Dilipak, "Bir sürü ufak adam, birilerini yücelterek, onun gölgesi altında onun adına “amir” oldular." diyerek konjonktürel siyaseti gözler önüne serdi. 

İşte Abdurrahman Dilipak'ın "Bana güven, gerisini merak etme sen!" yazısından ilgili bölümler;

Politikacı “cam ev”de oturmalıdır. Bizde cami ve kamu binalarının penceresi, dışarıdan geçenlerin içerisini görecekleri şekilde yere yakın yapılır. Kapılar büyüktür ve kapatılmaz. İçeriye rüzgar ve vahşi hayvan girmesin diye deriden bir perde ile kapatılır. Osmanlıda yürütmenin merkezine “Bab-ı âlî” denir. Yani “Büyük Kapı”.

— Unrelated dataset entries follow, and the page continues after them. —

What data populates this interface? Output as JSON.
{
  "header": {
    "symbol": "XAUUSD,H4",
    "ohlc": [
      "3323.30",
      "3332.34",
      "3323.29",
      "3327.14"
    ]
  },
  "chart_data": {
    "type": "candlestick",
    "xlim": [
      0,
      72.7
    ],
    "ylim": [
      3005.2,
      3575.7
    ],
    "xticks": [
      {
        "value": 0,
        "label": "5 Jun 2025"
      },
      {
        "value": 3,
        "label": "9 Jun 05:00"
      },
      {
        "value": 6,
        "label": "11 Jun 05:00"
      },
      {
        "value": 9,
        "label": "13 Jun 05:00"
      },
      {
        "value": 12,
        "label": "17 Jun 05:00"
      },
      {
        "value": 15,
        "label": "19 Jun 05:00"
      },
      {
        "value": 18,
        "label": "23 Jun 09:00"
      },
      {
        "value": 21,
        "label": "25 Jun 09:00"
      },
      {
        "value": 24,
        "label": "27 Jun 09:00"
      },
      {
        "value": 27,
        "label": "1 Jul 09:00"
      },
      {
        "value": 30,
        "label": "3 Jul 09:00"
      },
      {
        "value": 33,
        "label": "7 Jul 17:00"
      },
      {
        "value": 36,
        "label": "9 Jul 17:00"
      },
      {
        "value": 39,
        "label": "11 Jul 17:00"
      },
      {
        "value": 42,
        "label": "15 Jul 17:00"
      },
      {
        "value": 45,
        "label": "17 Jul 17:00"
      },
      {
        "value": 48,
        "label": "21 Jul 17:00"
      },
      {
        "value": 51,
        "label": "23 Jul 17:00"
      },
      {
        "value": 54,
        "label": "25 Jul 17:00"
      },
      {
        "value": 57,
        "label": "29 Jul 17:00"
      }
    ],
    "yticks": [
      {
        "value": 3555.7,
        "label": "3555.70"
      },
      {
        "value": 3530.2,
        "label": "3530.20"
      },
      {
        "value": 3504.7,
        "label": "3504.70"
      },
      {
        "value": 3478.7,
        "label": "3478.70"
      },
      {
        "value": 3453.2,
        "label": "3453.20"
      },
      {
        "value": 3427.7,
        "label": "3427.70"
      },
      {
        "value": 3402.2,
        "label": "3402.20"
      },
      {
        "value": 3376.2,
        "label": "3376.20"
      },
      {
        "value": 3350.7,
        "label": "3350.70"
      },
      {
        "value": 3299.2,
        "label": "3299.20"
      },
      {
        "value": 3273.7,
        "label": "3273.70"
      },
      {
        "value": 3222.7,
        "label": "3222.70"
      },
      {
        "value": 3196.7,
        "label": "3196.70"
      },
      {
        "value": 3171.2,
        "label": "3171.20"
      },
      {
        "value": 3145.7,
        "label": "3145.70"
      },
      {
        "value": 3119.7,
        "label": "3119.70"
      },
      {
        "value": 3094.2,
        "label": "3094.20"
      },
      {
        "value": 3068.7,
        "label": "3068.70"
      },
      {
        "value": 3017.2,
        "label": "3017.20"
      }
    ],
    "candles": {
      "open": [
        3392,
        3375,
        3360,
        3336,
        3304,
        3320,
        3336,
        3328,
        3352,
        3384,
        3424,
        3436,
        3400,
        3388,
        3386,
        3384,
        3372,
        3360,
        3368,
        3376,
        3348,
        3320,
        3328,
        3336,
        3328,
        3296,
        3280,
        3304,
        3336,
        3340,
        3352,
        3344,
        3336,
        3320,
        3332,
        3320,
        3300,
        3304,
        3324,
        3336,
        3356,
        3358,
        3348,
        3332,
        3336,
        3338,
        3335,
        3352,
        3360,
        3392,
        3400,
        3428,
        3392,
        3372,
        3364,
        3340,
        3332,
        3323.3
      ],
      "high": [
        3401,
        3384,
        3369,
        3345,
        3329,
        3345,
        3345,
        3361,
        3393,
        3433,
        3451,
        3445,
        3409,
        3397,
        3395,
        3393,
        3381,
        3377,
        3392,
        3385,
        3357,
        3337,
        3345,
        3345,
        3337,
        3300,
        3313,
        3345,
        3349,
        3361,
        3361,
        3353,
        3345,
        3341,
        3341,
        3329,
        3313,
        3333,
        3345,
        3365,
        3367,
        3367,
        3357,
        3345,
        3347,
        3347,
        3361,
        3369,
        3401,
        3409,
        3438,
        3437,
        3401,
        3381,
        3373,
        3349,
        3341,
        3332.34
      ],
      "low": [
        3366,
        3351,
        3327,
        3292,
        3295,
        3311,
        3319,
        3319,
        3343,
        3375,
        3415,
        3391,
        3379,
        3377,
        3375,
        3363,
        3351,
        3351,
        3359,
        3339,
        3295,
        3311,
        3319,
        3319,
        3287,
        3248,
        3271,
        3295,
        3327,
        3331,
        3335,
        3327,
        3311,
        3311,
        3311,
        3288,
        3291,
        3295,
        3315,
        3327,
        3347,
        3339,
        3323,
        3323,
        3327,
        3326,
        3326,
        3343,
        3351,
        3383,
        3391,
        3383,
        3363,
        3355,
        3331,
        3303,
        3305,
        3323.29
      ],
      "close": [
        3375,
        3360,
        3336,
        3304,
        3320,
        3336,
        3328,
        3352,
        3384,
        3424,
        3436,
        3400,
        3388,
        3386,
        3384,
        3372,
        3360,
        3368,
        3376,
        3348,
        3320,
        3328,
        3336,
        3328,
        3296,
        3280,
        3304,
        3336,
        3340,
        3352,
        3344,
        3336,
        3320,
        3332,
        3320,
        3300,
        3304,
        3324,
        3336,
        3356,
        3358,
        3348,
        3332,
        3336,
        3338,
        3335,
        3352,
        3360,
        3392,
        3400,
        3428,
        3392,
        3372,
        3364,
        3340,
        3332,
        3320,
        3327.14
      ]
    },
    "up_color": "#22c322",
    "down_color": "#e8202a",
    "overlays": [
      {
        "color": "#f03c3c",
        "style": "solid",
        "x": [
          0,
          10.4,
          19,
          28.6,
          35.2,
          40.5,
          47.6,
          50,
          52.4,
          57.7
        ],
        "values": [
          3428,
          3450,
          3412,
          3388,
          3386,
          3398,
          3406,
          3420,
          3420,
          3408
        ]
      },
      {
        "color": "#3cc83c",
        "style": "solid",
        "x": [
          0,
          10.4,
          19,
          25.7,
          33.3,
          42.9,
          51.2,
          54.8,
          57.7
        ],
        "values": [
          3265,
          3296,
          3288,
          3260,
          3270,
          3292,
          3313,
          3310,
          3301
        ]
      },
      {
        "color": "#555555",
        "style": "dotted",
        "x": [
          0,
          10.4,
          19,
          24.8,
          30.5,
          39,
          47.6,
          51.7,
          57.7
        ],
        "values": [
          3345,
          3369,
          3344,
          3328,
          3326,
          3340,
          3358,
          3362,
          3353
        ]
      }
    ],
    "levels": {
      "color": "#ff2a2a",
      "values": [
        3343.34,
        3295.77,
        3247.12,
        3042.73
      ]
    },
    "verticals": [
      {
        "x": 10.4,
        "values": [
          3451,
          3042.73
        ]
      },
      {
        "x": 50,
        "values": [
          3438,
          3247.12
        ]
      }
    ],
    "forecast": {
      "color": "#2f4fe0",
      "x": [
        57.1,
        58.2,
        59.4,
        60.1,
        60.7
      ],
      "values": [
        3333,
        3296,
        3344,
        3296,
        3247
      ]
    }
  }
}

1. Meclis açıldığında içeride kürsünün arkasında “Ve emruhum şûra beynehüm” yazıyordu. Yani “aranızda şûra ile hükmedin” mealindeki ayet. Çünkü bizim geleneğimizde, “istişare ve şûra ile alınmayan bir kararda “ilahi koruma” yoktur. “İstişare” o konuda ehliyet ve liyakatı ile temayüz etmiş, bilgi ve tecrübe sahibi kişilerle istişare etmek ve verilecek karardan yarar ya da zarar görecek kişilerin sesine kulak vermek ve onların meşru taleplerini dikkate almak.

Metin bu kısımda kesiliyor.